La flore de Nouvelle-Calédonie
L’originalité de la flore de la Nouvelle Calédonie est déterminée par sa géologie, l’ancienneté de son isolement géographique ainsi que sa situation en zone intertropicale. La composition des sols (sols ultramafiques, sols sableux, etc.…) et l’influence des alizés ont engendré une grande variabilité des groupements végétaux. En effet, la côte ouest est recouverte d’une végétation de type sclérophylle, tandis que la côte est, soumise à une pluviométrie importante présente une végétation dense, humide et sempervirente.
La forêt sèche
Les forêts sèches, soumises aux alizés desséchants, se situent sur la côte ouest, généralement sur des roches sédimentaires ou basaltiques. Bien qu'elles n'occupent plus que 45 km², soit 1 % de sa surface initiale, la forêt sèche de Nouvelle-Calédonie contient encore environ 435 espèces de plantes vasculaires (plantes à fleurs et fougères) autochtones. 57% de ces espèces sont endémiques de la Nouvelle-Calédonie et une soixantaine d'entre elles est de surcroît cantonnée à cette forêt. La forêt sèche ou sclérophylle représente donc un des écosystèmes terrestres les plus menacés de la planète.
Pour en savoir plus, visitez le site du programme forêt sèche:



Les maquis
Ces formations, qui occupent 90% des terrains ultramafiques, s’étendent du niveau de la mer jusqu’au plus haut sommet et supportent une pluviométrie annuelle qui peut varier entre 900 et 4000 mm. Il s’agit de formations sclérophylles sempervirentes héliophiles, arbustives plus ou moins buissonnantes ou ligno-herbacées à strate cypéracéenne dense.
Il existe une grande variabilité physionomique et structurale au sein de ces formations, avec de nombreuses transitions vers la forêt. 35 % des espèces du territoire sont présentes dans ce type de formation végétale et le taux d’endémisme dépasse souvent 90 %.
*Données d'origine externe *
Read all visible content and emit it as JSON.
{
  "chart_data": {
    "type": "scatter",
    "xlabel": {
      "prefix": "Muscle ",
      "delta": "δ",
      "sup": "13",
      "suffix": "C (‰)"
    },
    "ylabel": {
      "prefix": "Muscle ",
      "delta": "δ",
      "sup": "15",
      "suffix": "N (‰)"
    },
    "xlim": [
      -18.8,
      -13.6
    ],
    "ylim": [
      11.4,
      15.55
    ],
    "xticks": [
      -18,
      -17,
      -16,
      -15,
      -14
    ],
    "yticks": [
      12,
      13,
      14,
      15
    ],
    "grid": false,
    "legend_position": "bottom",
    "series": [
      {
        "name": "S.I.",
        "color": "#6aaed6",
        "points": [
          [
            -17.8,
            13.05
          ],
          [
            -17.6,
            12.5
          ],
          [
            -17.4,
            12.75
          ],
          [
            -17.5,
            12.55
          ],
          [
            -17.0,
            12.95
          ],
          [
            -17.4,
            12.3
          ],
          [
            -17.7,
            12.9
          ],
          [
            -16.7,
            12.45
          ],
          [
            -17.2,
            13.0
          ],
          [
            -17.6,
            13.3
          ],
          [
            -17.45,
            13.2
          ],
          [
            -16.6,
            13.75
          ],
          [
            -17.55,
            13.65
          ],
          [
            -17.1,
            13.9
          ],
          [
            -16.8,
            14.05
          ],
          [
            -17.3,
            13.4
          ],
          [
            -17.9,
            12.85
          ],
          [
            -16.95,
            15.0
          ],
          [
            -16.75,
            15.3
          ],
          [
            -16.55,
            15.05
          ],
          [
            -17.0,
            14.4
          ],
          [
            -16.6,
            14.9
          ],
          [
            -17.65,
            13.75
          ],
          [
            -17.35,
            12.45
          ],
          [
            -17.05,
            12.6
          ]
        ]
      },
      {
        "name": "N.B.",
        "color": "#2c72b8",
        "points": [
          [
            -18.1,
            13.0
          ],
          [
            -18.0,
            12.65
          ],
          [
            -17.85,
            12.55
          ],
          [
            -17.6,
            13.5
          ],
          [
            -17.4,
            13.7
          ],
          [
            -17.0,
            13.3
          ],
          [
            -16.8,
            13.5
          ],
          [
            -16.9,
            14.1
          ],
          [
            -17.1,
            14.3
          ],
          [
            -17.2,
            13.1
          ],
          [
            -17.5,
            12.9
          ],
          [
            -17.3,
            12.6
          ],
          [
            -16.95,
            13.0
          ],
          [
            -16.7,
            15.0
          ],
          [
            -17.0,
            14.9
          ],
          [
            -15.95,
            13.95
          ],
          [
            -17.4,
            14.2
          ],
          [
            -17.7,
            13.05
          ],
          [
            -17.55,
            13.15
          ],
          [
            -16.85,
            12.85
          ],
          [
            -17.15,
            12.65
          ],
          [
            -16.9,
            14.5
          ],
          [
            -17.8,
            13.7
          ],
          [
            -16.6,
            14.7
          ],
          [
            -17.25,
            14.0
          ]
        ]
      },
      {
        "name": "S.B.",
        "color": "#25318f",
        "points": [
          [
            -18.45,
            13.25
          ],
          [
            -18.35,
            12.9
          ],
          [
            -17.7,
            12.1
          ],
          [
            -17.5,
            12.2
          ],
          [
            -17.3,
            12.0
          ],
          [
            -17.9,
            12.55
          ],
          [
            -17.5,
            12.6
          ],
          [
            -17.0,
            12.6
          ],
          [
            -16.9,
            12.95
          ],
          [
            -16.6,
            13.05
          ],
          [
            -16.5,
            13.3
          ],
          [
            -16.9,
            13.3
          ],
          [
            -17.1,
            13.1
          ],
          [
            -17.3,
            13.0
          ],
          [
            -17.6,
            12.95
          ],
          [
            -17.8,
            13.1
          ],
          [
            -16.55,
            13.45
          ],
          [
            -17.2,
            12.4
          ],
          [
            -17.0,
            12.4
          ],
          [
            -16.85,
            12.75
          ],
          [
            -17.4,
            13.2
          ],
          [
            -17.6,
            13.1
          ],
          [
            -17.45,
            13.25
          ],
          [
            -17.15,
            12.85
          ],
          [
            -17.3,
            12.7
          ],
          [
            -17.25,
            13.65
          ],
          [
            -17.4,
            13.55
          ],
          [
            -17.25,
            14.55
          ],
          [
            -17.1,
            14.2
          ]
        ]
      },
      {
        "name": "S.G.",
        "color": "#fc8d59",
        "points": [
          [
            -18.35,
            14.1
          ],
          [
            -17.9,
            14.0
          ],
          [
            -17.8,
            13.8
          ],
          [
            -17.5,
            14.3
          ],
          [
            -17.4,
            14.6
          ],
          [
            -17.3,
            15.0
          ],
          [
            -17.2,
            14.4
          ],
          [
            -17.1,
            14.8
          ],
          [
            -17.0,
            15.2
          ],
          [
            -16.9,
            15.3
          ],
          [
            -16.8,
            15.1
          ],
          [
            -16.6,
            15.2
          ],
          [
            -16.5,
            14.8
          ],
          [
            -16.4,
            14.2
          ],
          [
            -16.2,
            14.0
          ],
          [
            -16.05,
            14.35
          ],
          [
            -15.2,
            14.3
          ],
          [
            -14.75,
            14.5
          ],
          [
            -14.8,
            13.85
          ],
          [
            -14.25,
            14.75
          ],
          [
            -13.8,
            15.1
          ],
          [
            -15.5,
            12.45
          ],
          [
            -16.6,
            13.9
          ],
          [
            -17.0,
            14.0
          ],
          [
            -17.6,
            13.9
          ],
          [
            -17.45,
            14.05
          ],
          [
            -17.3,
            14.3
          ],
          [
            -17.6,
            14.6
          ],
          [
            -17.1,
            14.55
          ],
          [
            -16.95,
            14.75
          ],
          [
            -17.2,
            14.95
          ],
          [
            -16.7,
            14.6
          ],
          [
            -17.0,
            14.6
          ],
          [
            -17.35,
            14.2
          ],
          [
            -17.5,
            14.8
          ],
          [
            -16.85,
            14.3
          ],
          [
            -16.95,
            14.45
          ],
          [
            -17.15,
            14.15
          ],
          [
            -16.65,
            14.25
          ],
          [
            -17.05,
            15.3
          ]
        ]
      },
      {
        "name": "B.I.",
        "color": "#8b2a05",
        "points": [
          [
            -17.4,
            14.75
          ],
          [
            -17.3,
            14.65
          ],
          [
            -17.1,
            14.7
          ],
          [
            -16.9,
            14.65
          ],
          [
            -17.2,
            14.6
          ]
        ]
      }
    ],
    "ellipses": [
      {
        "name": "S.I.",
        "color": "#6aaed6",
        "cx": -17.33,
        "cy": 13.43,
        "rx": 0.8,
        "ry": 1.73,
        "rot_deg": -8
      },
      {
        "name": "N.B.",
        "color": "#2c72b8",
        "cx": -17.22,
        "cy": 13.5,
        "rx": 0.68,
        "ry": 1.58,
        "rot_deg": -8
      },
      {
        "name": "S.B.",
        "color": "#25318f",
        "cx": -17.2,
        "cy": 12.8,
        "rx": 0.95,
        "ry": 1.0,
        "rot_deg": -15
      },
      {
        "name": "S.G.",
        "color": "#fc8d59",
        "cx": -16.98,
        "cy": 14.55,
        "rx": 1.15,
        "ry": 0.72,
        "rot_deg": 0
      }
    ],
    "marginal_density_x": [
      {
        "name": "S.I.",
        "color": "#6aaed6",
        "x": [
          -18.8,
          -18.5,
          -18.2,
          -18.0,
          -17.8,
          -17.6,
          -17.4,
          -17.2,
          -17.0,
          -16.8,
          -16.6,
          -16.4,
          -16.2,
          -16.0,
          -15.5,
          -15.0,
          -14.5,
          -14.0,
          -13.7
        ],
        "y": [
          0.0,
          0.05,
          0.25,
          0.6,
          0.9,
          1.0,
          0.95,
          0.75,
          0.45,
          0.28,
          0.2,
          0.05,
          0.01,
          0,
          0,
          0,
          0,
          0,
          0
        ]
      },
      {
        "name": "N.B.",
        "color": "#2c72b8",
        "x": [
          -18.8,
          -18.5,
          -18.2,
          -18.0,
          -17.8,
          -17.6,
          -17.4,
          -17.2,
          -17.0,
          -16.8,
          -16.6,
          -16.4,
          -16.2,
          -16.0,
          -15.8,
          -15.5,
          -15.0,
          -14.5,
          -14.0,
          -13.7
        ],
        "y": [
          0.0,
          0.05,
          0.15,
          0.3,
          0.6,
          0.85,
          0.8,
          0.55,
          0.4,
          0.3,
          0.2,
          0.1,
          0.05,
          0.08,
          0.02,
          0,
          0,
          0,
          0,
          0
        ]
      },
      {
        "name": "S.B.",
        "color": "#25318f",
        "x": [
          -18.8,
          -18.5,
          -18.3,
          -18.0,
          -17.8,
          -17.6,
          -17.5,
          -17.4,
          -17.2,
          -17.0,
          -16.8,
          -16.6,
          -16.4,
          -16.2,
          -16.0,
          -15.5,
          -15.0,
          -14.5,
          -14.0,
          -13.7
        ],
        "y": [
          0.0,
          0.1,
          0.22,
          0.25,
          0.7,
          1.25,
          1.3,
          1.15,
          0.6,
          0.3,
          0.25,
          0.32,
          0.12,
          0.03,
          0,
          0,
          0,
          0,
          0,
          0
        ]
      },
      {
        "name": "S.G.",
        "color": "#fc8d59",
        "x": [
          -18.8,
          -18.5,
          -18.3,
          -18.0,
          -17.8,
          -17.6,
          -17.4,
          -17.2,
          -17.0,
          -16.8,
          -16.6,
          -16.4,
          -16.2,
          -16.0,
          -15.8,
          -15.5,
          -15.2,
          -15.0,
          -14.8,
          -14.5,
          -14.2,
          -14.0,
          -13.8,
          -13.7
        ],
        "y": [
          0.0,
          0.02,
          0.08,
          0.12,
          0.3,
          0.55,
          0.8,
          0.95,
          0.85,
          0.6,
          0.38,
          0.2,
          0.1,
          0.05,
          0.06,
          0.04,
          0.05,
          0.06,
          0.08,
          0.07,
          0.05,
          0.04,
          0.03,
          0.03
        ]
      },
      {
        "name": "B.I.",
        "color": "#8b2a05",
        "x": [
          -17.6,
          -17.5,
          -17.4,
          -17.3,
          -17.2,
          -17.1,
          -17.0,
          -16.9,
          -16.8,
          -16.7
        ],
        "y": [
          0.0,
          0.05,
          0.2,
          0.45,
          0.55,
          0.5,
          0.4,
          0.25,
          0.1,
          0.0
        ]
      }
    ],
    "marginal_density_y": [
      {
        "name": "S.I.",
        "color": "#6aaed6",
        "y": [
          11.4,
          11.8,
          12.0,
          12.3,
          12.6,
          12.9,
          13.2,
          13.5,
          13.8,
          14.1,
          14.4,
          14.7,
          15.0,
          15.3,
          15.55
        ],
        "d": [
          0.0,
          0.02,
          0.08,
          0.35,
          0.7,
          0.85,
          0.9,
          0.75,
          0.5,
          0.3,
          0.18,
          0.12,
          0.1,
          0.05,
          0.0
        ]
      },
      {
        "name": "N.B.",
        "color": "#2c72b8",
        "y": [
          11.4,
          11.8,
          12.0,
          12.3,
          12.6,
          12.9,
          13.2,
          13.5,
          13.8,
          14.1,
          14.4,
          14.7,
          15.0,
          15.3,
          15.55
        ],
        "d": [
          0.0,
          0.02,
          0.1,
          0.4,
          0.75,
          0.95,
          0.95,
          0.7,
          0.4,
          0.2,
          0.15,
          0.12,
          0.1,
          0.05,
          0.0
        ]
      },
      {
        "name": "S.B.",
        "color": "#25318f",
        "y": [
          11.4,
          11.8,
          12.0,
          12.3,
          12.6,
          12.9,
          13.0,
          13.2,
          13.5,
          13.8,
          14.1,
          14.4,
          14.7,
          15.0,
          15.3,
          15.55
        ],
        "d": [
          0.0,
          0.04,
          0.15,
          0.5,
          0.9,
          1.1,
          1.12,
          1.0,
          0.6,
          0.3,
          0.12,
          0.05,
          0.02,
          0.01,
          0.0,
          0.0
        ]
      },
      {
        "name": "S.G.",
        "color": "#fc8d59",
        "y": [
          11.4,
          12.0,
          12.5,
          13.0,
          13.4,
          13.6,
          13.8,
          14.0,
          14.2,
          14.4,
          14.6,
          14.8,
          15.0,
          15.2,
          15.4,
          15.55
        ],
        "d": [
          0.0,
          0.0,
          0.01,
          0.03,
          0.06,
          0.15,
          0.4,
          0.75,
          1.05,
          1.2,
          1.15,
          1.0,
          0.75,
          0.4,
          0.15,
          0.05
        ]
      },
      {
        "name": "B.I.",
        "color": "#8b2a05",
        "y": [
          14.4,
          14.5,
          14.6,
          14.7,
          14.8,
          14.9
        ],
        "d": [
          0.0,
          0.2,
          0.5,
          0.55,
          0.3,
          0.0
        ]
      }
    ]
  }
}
Elles recouvrent aujourd’hui moins de 18 % du territoire, et présentent différents faciès selon la nature du sol. Au sein de cette formation, on retrouve 58 % des espèces présentes en Nouvelle-Calédonie, avec un taux d’endémisme de 82 %, dont les 5 familles endémiques au territoire. Cette formation végétale a largement régressé depuis l’arrivée de l’Homme.


Les mangroves
Elles couvrent 200 km² de la frange littorale, et restent peu exploitées par l’homme. Ces biotopes, qui représentent une interface dynamique entre les milieux terrestres et aquatiques sont des écosystèmes fragiles. Ces milieux bénéficient d’une protection internationale grâce à la convention de RAMSAR sur les zones humides.

Ces milieux que nous venons de décrire succinctement, représentent une richesse biologique inestimable pour la Nouvelle-Calédonie, et pour la planète entière. En effet, ce sont plus de 3400 espèces de végétaux qui y vivent depuis des millions d’années et qui ont évolué sur cette terre. Cependant, la surface de ces milieux naturels diminue chaque année sous la pression de l’homme, emportant avec elle ce patrimoine biologique unique.